GenHap: A novel computational method based on genetic algorithms for haplotype assembly

Department of Informatics, Systems and Communication, University of Milan - Bicocca, Milan, Italy
SYSBIO.IT Centre of Systems Biology, Milan, Italy
Institute of Molecular Bioimaging and Physiology, Italian National Research Council, Cefalù (PA), Italy
Institute of Biomedical Technologies, Italian National Research Council, Segrate (MI), Italy
Department of Human and Social Sciences, University of Bergamo, Bergamo, Italy
Computer Laboratory, University of Cambridge, Cambridge, United Kingdom
DOI
10.7287/peerj.preprints.3246v1
Subject Areas
Bioinformatics, Computational Biology, Artificial Intelligence, Distributed and Parallel Computing, Optimization Theory and Computation
Keywords
Haplotyping, Genetic Algorithms, Evolutionary Strategy, Combinatorial Optimization, Next Generation Sequencing, Chromosome Conformation Capture, Bioinformatics, Computational Biology, High Performance Computing
Copyright
© 2017 Tangherloni et al.
Licence
This is an open access article distributed under the terms of the Creative Commons Attribution License, which permits unrestricted use, distribution, reproduction and adaptation in any medium and for any purpose provided that it is properly attributed.
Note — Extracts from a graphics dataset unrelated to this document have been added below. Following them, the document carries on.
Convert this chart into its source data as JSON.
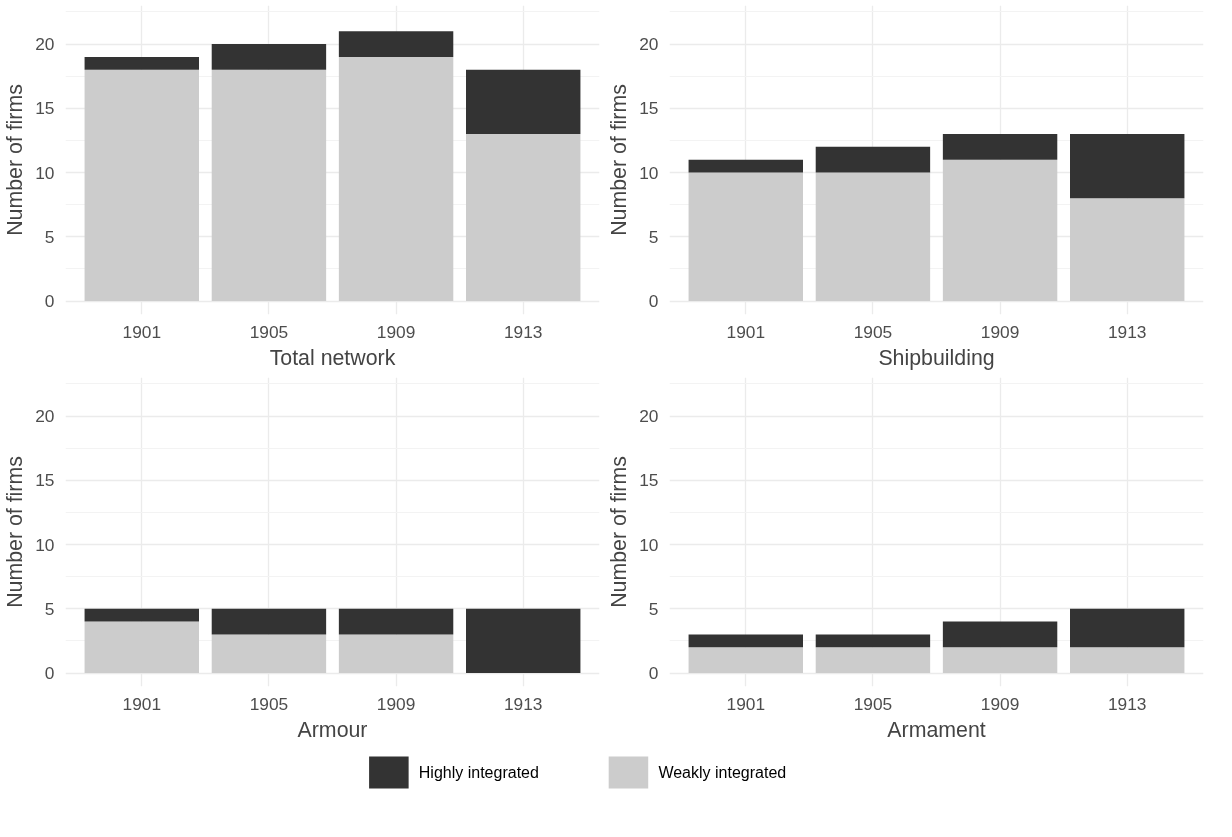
{
  "chart_data": [
    {
      "type": "bar",
      "stacked": true,
      "xlabel": "Total network",
      "ylabel": "Number of firms",
      "categories": [
        "1901",
        "1905",
        "1909",
        "1913"
      ],
      "ylim": [
        -1.05,
        23
      ],
      "yticks": [
        0,
        5,
        10,
        15,
        20
      ],
      "grid": true,
      "series": [
        {
          "color": "#cccccc",
          "values": [
            18,
            18,
            19,
            13
          ]
        },
        {
          "color": "#333333",
          "values": [
            1,
            2,
            2,
            5
          ]
        }
      ]
    },
    {
      "type": "bar",
      "stacked": true,
      "xlabel": "Shipbuilding",
      "ylabel": "Number of firms",
      "categories": [
        "1901",
        "1905",
        "1909",
        "1913"
      ],
      "ylim": [
        -1.05,
        23
      ],
      "yticks": [
        0,
        5,
        10,
        15,
        20
      ],
      "grid": true,
      "series": [
        {
          "color": "#cccccc",
          "values": [
            10,
            10,
            11,
            8
          ]
        },
        {
          "color": "#333333",
          "values": [
            1,
            2,
            2,
            5
          ]
        }
      ]
    },
    {
      "type": "bar",
      "stacked": true,
      "xlabel": "Armour",
      "ylabel": "Number of firms",
      "categories": [
        "1901",
        "1905",
        "1909",
        "1913"
      ],
      "ylim": [
        -1.05,
        23
      ],
      "yticks": [
        0,
        5,
        10,
        15,
        20
      ],
      "grid": true,
      "series": [
        {
          "color": "#cccccc",
          "values": [
            4,
            3,
            3,
            0
          ]
        },
        {
          "color": "#333333",
          "values": [
            1,
            2,
            2,
            5
          ]
        }
      ]
    },
    {
      "type": "bar",
      "stacked": true,
      "xlabel": "Armament",
      "ylabel": "Number of firms",
      "categories": [
        "1901",
        "1905",
        "1909",
        "1913"
      ],
      "ylim": [
        -1.05,
        23
      ],
      "yticks": [
        0,
        5,
        10,
        15,
        20
      ],
      "grid": true,
      "legend": "bottom",
      "series": [
        {
          "name": "Weakly integrated",
          "color": "#cccccc",
          "values": [
            2,
            2,
            2,
            2
          ]
        },
        {
          "name": "Highly integrated",
          "color": "#333333",
          "values": [
            1,
            1,
            2,
            3
          ]
        }
      ]
    }
  ]
}
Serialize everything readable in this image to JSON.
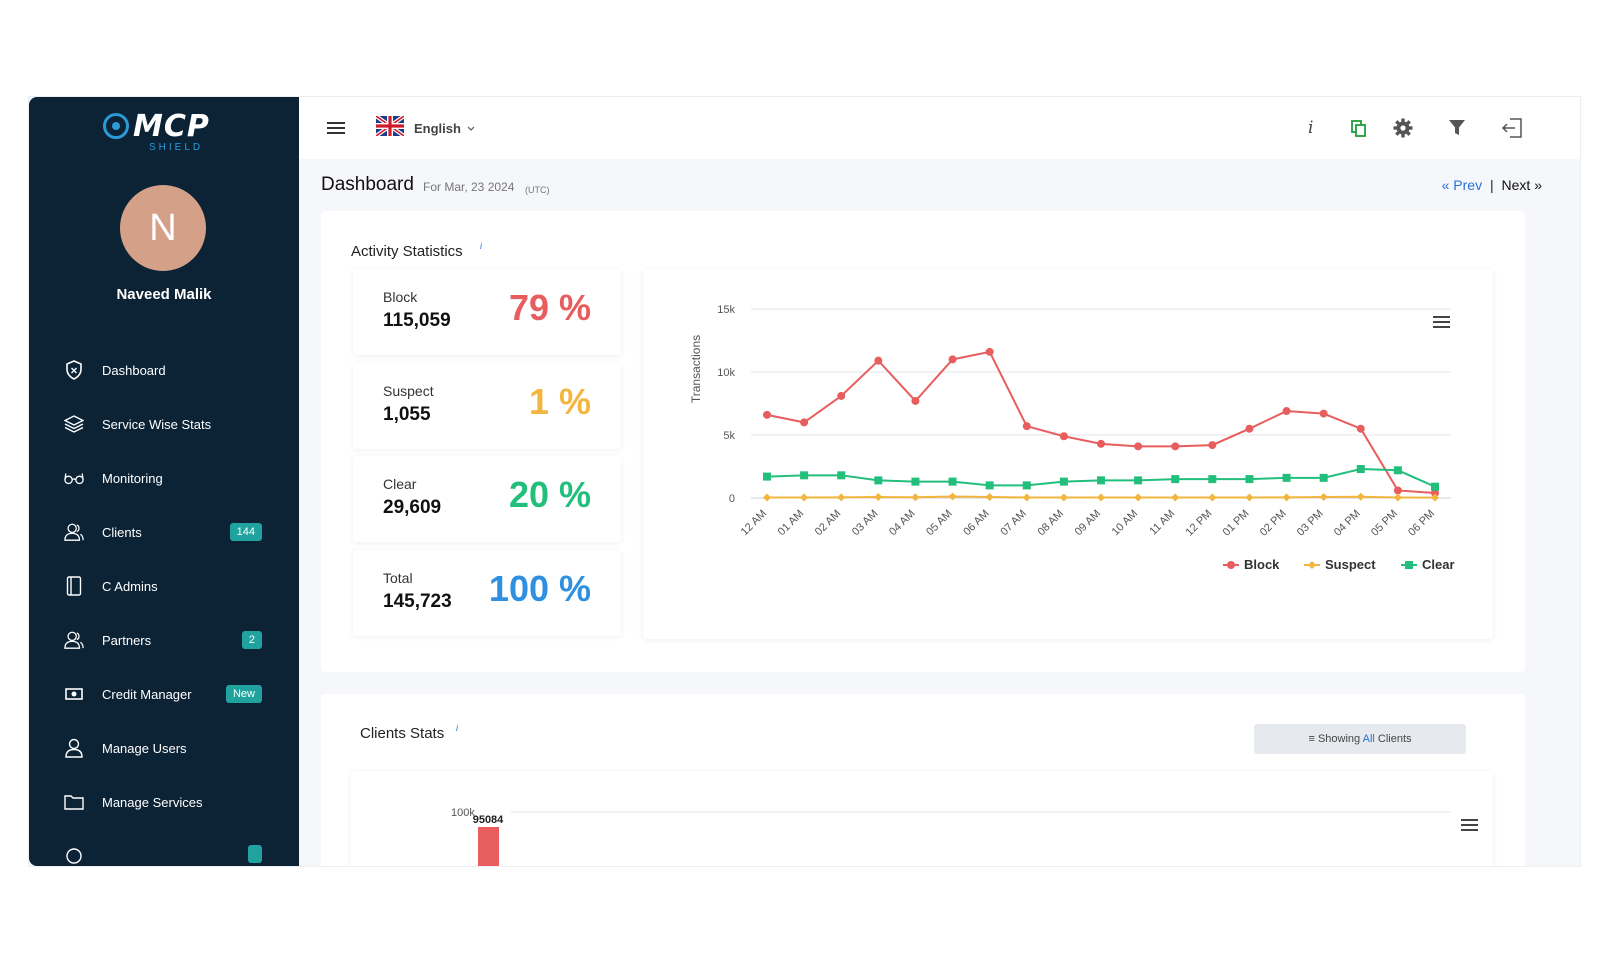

For attribution, the original author(s), title, publication source (PeerJ Preprints) and either DOI or URL of the article must be cited.
Cite this article
Tangherloni A, Spolaor S, Rundo L, Nobile MS, Merelli I, Cazzaniga P, Besozzi D, Mauri G, Liò P. 2017. GenHap: A novel computational method based on genetic algorithms for haplotype assembly. PeerJ Preprints 5:e3246v1

Abstract

The process of inferring a full haplotype of a cell is known as haplotyping, which consists in assigning all heterozygous Single Nucleotide Polymorphisms (SNPs) to exactly one of the two chromosomes. In this work, we propose a novel computational method for haplotype assembly based on Genetic Algorithms (GAs), named GenHap. Our approach could efficiently solve large instances of the weighted Minimum Error Correction (wMEC) problem, yielding optimal solutions by means of a global search process. wMEC consists in computing the two haplotypes that partition the sequencing reads into two unambiguous sets with the least number of corrections to the SNP values. Since wMEC was proven to be an NP-hard problem, we tackle this problem exploiting GAs, a population-based optimization strategy that mimics Darwinian processes. In GAs, a population composed of randomly generated individuals undergoes a selection mechanism and is modified by genetic operators. Based on a quality measure (i.e., the fitness value), inspired by Darwin’s “survival of the fittest” laws, each individual is involved in a selection process.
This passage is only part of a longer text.